Mas se a Alemanha sofreu contra um adversário mais fraco tecnicamente e achou a vitória no abafa, nos acréscimos, porque a jornada de Kroos dá um épico e a de Neymar, um drama mambembe?

Por que o tetracampeão do mundo mostra que está mais vivo do que nunca, premiando o esforço com um gol de sua maior referência técnica, fria como o gelo, enquanto o penta não se cansa de escancarar fraquezas, numa liderança torta do irritado camisa 10?
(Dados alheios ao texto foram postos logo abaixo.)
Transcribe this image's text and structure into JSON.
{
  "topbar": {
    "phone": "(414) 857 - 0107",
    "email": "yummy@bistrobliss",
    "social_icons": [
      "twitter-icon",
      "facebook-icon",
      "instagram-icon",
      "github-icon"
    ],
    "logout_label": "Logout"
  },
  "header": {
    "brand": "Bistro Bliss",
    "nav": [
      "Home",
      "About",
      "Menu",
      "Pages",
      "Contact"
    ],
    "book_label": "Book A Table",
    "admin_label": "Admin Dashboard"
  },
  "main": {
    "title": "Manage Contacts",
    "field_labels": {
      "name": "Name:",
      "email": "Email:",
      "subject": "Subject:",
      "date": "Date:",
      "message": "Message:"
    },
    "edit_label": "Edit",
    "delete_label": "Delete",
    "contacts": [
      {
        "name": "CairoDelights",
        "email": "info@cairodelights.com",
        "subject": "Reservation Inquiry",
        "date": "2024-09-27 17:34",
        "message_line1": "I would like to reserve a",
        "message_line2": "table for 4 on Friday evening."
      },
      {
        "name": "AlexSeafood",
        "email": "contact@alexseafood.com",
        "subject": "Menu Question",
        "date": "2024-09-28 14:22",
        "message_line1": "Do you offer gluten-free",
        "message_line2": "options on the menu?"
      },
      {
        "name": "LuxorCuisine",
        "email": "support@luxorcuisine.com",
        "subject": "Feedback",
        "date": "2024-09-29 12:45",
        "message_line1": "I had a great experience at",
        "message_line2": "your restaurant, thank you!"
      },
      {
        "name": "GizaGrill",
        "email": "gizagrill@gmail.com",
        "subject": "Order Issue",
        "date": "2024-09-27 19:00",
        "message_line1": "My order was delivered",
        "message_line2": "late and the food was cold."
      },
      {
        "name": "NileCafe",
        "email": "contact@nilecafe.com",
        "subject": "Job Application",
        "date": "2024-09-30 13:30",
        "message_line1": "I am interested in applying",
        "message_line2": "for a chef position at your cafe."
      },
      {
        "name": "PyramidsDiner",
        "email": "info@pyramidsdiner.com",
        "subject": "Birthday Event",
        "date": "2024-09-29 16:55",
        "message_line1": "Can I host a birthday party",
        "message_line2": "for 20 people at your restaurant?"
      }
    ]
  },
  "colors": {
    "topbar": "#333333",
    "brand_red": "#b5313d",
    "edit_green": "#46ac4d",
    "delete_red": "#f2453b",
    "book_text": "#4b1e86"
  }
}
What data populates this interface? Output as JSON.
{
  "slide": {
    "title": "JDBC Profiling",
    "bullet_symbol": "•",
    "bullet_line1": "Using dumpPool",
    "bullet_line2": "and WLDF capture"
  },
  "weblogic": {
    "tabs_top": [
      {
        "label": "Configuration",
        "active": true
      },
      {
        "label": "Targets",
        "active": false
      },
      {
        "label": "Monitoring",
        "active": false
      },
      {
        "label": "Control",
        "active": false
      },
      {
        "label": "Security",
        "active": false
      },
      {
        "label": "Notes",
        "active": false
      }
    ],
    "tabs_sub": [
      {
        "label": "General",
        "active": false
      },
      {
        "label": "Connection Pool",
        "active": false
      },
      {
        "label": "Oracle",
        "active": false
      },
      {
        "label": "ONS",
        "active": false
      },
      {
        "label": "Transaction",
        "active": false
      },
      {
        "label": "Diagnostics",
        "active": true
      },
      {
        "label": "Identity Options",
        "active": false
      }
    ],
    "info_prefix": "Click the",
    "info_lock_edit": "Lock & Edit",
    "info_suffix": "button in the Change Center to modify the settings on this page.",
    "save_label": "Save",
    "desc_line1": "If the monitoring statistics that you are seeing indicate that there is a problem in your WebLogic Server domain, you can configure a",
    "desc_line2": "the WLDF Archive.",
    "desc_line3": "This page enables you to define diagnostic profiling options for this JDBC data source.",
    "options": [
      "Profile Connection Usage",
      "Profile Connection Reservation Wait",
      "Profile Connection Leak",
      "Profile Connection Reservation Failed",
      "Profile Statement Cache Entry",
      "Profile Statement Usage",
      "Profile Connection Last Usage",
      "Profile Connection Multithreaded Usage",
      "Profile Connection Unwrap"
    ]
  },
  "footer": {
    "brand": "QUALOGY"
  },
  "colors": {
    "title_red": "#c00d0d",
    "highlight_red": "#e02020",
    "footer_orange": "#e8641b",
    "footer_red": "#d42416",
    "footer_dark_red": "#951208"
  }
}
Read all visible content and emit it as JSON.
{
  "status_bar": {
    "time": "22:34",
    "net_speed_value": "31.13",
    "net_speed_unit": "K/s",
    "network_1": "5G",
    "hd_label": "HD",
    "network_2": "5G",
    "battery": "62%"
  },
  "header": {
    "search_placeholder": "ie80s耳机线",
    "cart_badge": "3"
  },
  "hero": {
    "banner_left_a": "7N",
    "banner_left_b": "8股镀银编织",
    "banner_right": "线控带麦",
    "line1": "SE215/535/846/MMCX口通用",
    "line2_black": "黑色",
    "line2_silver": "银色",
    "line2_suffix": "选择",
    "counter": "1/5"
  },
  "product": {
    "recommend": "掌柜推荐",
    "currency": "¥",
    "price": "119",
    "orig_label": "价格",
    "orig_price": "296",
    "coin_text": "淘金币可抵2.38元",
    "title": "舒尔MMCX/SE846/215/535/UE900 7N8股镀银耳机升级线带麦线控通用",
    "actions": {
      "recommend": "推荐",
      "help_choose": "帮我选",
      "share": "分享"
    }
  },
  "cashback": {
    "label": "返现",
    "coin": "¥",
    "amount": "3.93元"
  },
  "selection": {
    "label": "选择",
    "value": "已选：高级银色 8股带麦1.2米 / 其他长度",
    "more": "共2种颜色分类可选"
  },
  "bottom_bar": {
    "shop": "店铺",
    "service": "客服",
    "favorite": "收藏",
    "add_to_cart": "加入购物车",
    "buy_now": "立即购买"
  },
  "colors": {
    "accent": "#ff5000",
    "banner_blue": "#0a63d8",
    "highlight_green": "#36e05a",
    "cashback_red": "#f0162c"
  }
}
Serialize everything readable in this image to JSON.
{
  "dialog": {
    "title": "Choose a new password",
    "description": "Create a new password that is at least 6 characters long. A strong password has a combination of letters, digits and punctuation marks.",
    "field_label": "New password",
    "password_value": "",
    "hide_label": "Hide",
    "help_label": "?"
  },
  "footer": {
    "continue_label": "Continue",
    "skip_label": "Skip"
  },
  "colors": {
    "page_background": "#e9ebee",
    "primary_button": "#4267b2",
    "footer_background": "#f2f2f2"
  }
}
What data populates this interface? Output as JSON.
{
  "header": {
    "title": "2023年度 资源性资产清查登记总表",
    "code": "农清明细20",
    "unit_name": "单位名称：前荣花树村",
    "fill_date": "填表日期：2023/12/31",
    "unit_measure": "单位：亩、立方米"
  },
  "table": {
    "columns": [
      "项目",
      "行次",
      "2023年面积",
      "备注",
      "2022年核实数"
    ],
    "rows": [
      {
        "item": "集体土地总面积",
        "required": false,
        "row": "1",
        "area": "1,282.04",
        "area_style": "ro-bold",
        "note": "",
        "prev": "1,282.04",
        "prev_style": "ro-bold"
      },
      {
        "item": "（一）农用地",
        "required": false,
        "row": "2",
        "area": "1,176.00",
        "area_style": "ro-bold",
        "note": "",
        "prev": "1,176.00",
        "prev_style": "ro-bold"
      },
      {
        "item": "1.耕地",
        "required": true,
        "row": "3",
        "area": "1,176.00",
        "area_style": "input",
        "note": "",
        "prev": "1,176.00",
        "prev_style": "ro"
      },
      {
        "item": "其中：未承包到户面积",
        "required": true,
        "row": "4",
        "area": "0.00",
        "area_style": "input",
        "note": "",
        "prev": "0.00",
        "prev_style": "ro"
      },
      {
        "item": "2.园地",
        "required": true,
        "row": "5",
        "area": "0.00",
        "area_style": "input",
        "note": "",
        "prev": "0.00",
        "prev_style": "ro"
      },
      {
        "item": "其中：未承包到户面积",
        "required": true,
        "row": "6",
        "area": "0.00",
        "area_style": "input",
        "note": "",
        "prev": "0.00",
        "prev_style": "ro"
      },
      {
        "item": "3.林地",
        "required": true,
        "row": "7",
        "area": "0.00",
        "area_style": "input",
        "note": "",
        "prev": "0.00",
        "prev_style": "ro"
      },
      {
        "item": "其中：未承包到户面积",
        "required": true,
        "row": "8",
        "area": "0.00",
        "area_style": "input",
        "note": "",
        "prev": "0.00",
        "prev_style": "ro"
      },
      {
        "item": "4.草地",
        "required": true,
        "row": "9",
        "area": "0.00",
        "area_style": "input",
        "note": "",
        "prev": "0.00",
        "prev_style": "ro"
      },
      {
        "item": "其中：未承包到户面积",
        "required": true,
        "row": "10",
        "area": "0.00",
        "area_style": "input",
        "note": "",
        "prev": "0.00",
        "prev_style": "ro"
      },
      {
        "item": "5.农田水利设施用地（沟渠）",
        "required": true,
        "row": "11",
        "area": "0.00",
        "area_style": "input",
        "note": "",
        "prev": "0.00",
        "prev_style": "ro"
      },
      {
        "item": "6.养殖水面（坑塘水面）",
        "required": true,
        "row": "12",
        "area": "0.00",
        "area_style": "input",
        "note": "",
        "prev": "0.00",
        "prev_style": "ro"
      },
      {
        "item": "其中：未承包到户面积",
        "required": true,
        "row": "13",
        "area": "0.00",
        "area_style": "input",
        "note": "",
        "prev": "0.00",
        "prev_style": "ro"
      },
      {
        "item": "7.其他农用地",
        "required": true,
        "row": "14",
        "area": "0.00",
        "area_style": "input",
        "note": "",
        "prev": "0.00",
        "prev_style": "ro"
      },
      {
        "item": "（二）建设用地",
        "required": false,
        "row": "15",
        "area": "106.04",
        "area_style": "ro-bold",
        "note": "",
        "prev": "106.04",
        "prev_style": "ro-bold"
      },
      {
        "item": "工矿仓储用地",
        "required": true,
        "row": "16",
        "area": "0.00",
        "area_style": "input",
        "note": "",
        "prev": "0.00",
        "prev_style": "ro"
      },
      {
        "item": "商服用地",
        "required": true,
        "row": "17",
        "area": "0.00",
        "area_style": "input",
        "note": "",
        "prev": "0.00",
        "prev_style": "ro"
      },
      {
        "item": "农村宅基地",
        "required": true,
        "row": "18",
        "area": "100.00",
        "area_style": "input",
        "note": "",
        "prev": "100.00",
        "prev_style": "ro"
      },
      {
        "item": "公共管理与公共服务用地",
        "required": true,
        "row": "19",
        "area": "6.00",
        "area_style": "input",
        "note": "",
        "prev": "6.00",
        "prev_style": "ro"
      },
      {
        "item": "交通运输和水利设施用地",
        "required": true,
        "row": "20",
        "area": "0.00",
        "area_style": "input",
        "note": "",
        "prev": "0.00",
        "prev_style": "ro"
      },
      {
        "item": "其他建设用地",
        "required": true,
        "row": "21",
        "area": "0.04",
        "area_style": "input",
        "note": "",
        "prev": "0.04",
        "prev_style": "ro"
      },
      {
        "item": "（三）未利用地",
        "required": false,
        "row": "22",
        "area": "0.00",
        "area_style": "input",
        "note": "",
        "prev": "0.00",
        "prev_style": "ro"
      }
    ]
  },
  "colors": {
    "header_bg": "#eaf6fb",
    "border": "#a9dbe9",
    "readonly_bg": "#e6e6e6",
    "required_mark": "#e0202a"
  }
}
Pensando alto sobre o tema do fim de semana, primeiro chego à empatia. Difícil problematizar porque o gol de Kroos me tira um sorriso que o de Neymar nem coça. (Aqui, descartemos a ideia de torcer – torcer de verdade é um ato nobre, é comprar a briga e sofrer junto, e penso mais na identificação com o esforço, no afeto pelo desfecho, esse sentimento que temos a cada jogo de Copa, escolhendo os lados das brigas.) Vai ver é essa exagerada estética do sofrimento vendida pelo brasileiro, somada a duas coisas que incomodam no futebol global e midiático atual e que o dez canarinho usa e abusa: o cai-cai e a insistente mania de perseguição com árbitros e rivais; e a representação desses artistas de plástico, que mal falam por si e se amarram rodeados por assessores, contratos de publicidade, bajuladores oficiais da imprensa e um eterno publi-editorial, uma marca em campo, um patrimônio por cima do ponta-esquerda.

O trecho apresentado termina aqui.